I start my new job next week, supporting a military contract with a combination of training, configuration management, and web design. Or, at least, that’s the initial charter, based on my interview.
I face a number of challenges:
- I’ll have to spend some time figuring out my real charter. Exactly what is expected of me?
- I’ll have to build relationships with several different clients, each of which will need different things from me. This will involve lots of “people skills,” and some penetrating questions about what my clients really need.
- I’ll be establishing my reputation, so my work will need to be excellent (as it always needs to be, but especially now).
- The group I’ll be working with is still setting itself up, apparently, so I’ll be establishing my work environment.
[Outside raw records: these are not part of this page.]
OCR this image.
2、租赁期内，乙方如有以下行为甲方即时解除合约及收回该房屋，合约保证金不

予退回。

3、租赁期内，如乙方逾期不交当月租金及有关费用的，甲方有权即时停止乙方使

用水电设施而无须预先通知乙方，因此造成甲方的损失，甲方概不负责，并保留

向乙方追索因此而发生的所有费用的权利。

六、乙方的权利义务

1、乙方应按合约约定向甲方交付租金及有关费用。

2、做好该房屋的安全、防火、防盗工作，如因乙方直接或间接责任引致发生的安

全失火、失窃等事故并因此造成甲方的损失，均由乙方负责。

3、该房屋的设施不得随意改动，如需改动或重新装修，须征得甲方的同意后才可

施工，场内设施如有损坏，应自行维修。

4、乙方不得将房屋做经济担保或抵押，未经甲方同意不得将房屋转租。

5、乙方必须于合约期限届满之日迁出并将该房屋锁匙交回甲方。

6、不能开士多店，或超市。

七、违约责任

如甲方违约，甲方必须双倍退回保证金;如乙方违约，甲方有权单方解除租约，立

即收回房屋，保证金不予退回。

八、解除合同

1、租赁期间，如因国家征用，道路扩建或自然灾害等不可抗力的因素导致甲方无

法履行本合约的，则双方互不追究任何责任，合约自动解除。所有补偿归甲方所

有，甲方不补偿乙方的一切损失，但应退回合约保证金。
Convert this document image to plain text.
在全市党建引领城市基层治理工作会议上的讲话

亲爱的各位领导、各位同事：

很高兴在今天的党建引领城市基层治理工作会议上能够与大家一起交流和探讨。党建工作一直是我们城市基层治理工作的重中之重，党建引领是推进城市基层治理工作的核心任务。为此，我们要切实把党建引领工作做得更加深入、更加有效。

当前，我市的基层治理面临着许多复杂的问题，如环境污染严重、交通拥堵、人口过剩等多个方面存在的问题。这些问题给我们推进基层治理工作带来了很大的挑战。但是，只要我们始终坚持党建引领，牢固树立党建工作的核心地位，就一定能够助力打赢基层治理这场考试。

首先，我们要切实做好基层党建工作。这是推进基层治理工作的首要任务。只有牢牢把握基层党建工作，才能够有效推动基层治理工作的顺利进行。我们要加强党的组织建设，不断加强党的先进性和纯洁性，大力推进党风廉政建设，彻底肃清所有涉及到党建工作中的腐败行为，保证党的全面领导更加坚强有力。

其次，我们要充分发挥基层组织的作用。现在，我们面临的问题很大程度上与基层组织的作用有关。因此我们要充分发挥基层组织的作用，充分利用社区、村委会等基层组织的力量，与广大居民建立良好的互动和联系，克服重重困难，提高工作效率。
I’ll need to set up my computer for web evelopment, which requires a lot of software. Since many offices have strong restrictions on what can be installed on a system, I’ll probably have to set up many work-arounds just to build a productive work environment.
Even more problematically: Much of this can’t be specifically planned. While I can plan to meet with clients, I won’t know who to meet until I get there, nor do I know how to deal with them.
So, while I have a basic plan, I’ll need to react quickly while keeping my plan up-to-date.
And all of this must be done while I’m still learning everyone’s names, remembering where the bathroom is, etc. And teaching adult ed classes every evening.
I’ll be tired, stressed out, and probably cranky once I return home from my classes at night. But it’s a fantastic opportunity, and by the end I’ll have grown and improved.
And thank goodness for Getting Things Done.